Performance engineering matched the Speedster’s gorgeous lines. Augie Duesenberg and Pearl Watson adapted the Kurt Beier-designed Schwitzer-Cummins centrifugal supercharger to the Lycoming GG-series straight- eight engine, using an innovative planetary-drive system. The resulting supercharged GH-series engine was rated at a robust 150 hp. Standard on the Boattail Speedster, the GH engine was optional – for an additional $220 – on the higher-volume body styles of the 851 and final 852 Auburns. A Columbia “dual-ratio” two-speed rear axle provided brisk acceleration and top-speed potential, with six forward ratios available.
The result of the redesign was breathtaking, and the new Speedster backed up its style with substance. To demonstrate its performance, famed racing driver and US speed-record legend Ab Jenkins, driving a stock 851 SC Speedster, became the first American to record an average speed over 100 mph for a 12-hour period. In commemoration of the feat, each Speedster built was fitted with an engraved dash plaque bearing Jenkins’ signature, attesting to its over-100 mph capabilities.
Priced at $2,245 when new, it is believed that Auburn lost $300 per Speedster built. The Auburn line continued unchanged into 1936, with the Speedster now designated the “852 SC Speedster,” but few were built. The lingering economic malaise and Cord’s complex business affairs compounded the situation, and by the time production halted in 1937, as few as 143 supercharged Auburn 851 and 852 Speedsters had been manufactured. While small in number, Gordon Buehrig’s Auburn Speedster remains an Art Deco-inspired landmark that never fails to capture attention today.
The known history of this 851 dates to about 1954, when the Speedster was spotted for sale at a neighborhood service station in a suburb of Philadelphia. After a deal was struck for the already rare Boattail, the car was taken to its new home and remained in this family’s ownership for the next 60 years. According to Barry Dougherty, a close friend of this family, the Auburn was driven very little during their ownership. The car was repainted, likely by the end of the 1950s, in its present color, a Packard shade called Scottish Heather, which was popular on the then-current Packard 400. Later, the Auburn was retired from use altogether.
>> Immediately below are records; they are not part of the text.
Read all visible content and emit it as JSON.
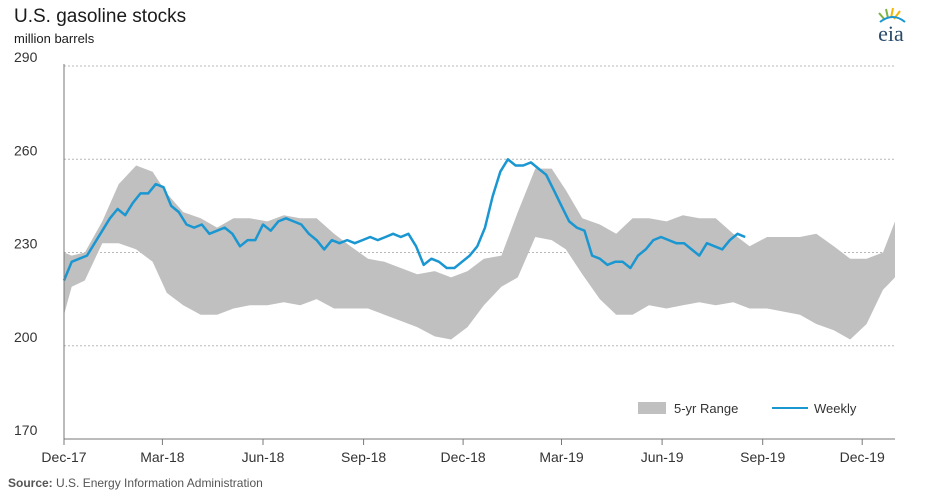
{
  "header": {
    "title": "U.S. gasoline stocks",
    "subtitle": "million barrels",
    "logo_text": "eia"
  },
  "source": {
    "label": "Source:",
    "text": "U.S. Energy Information Administration"
  },
  "colors": {
    "range_fill": "#c0c0c0",
    "weekly_line": "#1a96d1",
    "grid": "#b8b8b8",
    "axis": "#777777",
    "logo_green": "#7cb342",
    "logo_blue": "#1a96d1"
  },
  "chart_data": {
    "type": "area",
    "title": "U.S. gasoline stocks",
    "ylabel": "million barrels",
    "ylim": [
      170,
      290
    ],
    "yticks": [
      170,
      200,
      230,
      260,
      290
    ],
    "xlim": [
      "2017-12-01",
      "2019-12-31"
    ],
    "xticks": [
      "Dec-17",
      "Mar-18",
      "Jun-18",
      "Sep-18",
      "Dec-18",
      "Mar-19",
      "Jun-19",
      "Sep-19",
      "Dec-19"
    ],
    "xtick_dates": [
      "2017-12-01",
      "2018-03-01",
      "2018-06-01",
      "2018-09-01",
      "2018-12-01",
      "2019-03-01",
      "2019-06-01",
      "2019-09-01",
      "2019-12-01"
    ],
    "grid": "horizontal",
    "legend": {
      "position": "bottom-right",
      "range_label": "5-yr Range",
      "weekly_label": "Weekly"
    },
    "range": {
      "name": "5-yr Range",
      "dates": [
        "2017-12-01",
        "2017-12-08",
        "2017-12-20",
        "2018-01-05",
        "2018-01-20",
        "2018-02-05",
        "2018-02-20",
        "2018-03-05",
        "2018-03-20",
        "2018-04-05",
        "2018-04-20",
        "2018-05-05",
        "2018-05-20",
        "2018-06-05",
        "2018-06-20",
        "2018-07-05",
        "2018-07-20",
        "2018-08-05",
        "2018-08-20",
        "2018-09-05",
        "2018-09-20",
        "2018-10-05",
        "2018-10-20",
        "2018-11-05",
        "2018-11-20",
        "2018-12-05",
        "2018-12-20",
        "2019-01-05",
        "2019-01-20",
        "2019-02-05",
        "2019-02-20",
        "2019-03-05",
        "2019-03-20",
        "2019-04-05",
        "2019-04-20",
        "2019-05-05",
        "2019-05-20",
        "2019-06-05",
        "2019-06-20",
        "2019-07-05",
        "2019-07-20",
        "2019-08-05",
        "2019-08-20",
        "2019-09-05",
        "2019-09-20",
        "2019-10-05",
        "2019-10-20",
        "2019-11-05",
        "2019-11-20",
        "2019-12-05",
        "2019-12-20",
        "2019-12-31"
      ],
      "high": [
        230,
        229,
        230,
        240,
        252,
        258,
        256,
        249,
        243,
        241,
        238,
        241,
        241,
        240,
        242,
        241,
        241,
        236,
        232,
        228,
        227,
        225,
        223,
        224,
        222,
        224,
        228,
        229,
        243,
        257,
        257,
        250,
        241,
        239,
        236,
        241,
        241,
        240,
        242,
        241,
        241,
        236,
        232,
        235,
        235,
        235,
        236,
        232,
        228,
        228,
        230,
        240
      ],
      "low": [
        210,
        219,
        221,
        233,
        233,
        231,
        227,
        217,
        213,
        210,
        210,
        212,
        213,
        213,
        214,
        213,
        215,
        212,
        212,
        212,
        210,
        208,
        206,
        203,
        202,
        206,
        213,
        219,
        222,
        235,
        234,
        231,
        223,
        215,
        210,
        210,
        213,
        212,
        213,
        214,
        213,
        214,
        212,
        212,
        211,
        210,
        207,
        205,
        202,
        207,
        218,
        222
      ]
    },
    "series": [
      {
        "name": "Weekly",
        "dates": [
          "2017-12-01",
          "2017-12-08",
          "2017-12-15",
          "2017-12-22",
          "2017-12-29",
          "2018-01-05",
          "2018-01-12",
          "2018-01-19",
          "2018-01-26",
          "2018-02-02",
          "2018-02-09",
          "2018-02-16",
          "2018-02-23",
          "2018-03-02",
          "2018-03-09",
          "2018-03-16",
          "2018-03-23",
          "2018-03-30",
          "2018-04-06",
          "2018-04-13",
          "2018-04-20",
          "2018-04-27",
          "2018-05-04",
          "2018-05-11",
          "2018-05-18",
          "2018-05-25",
          "2018-06-01",
          "2018-06-08",
          "2018-06-15",
          "2018-06-22",
          "2018-06-29",
          "2018-07-06",
          "2018-07-13",
          "2018-07-20",
          "2018-07-27",
          "2018-08-03",
          "2018-08-10",
          "2018-08-17",
          "2018-08-24",
          "2018-08-31",
          "2018-09-07",
          "2018-09-14",
          "2018-09-21",
          "2018-09-28",
          "2018-10-05",
          "2018-10-12",
          "2018-10-19",
          "2018-10-26",
          "2018-11-02",
          "2018-11-09",
          "2018-11-16",
          "2018-11-23",
          "2018-11-30",
          "2018-12-07",
          "2018-12-14",
          "2018-12-21",
          "2018-12-28",
          "2019-01-04",
          "2019-01-11",
          "2019-01-18",
          "2019-01-25",
          "2019-02-01",
          "2019-02-08",
          "2019-02-15",
          "2019-02-22",
          "2019-03-01",
          "2019-03-08",
          "2019-03-15",
          "2019-03-22",
          "2019-03-29",
          "2019-04-05",
          "2019-04-12",
          "2019-04-19",
          "2019-04-26",
          "2019-05-03",
          "2019-05-10",
          "2019-05-17",
          "2019-05-24",
          "2019-05-31",
          "2019-06-07",
          "2019-06-14",
          "2019-06-21",
          "2019-06-28",
          "2019-07-05",
          "2019-07-12",
          "2019-07-19",
          "2019-07-26",
          "2019-08-02",
          "2019-08-09",
          "2019-08-16"
        ],
        "values": [
          221,
          227,
          228,
          229,
          233,
          237,
          241,
          244,
          242,
          246,
          249,
          249,
          252,
          251,
          245,
          243,
          239,
          238,
          239,
          236,
          237,
          238,
          236,
          232,
          234,
          234,
          239,
          237,
          240,
          241,
          240,
          239,
          236,
          234,
          231,
          234,
          233,
          234,
          233,
          234,
          235,
          234,
          235,
          236,
          235,
          236,
          232,
          226,
          228,
          227,
          225,
          225,
          227,
          229,
          232,
          238,
          248,
          256,
          260,
          258,
          258,
          259,
          257,
          255,
          250,
          245,
          240,
          238,
          237,
          229,
          228,
          226,
          227,
          227,
          225,
          229,
          231,
          234,
          235,
          234,
          233,
          233,
          231,
          229,
          233,
          232,
          231,
          234,
          236,
          235
        ]
      }
    ]
  }
}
In 2014, the Speedster was purchased by noted East Coast collector Charles LeMaître via Mr. Dougherty, who was quite familiar with the details of the car, having serviced it during the family’s many decades with it. A new cylinder head was sourced from Auburn expert Frank Cek, and Mr. LeMaître had the 851 back in running order for the first time in many years. Upon inspection by Mr. Dougherty, the Auburn’s engine, whose number-stamping matches the firewall tag, was reportedly found to have the expected crankshaft counterbalance, notched oil pan, and heavy-duty connecting rods, all hallmarks of a factory-supercharged powerplant. The supercharger housing has been replaced with a proper reproduction casting.
This 851 Speedster is said to have never been comprehensively restored, and is surely among the very last examples still able to make this claim. Based on its history, it is doubtful that the body has ever been separated from the frame subsequent to its manufacture. Additionally, it is all but certain that this Auburn has never been to a concours, which will allow the next owner to present this long-sequestered Speedster, once ready, to an enthusiastic public for the first time.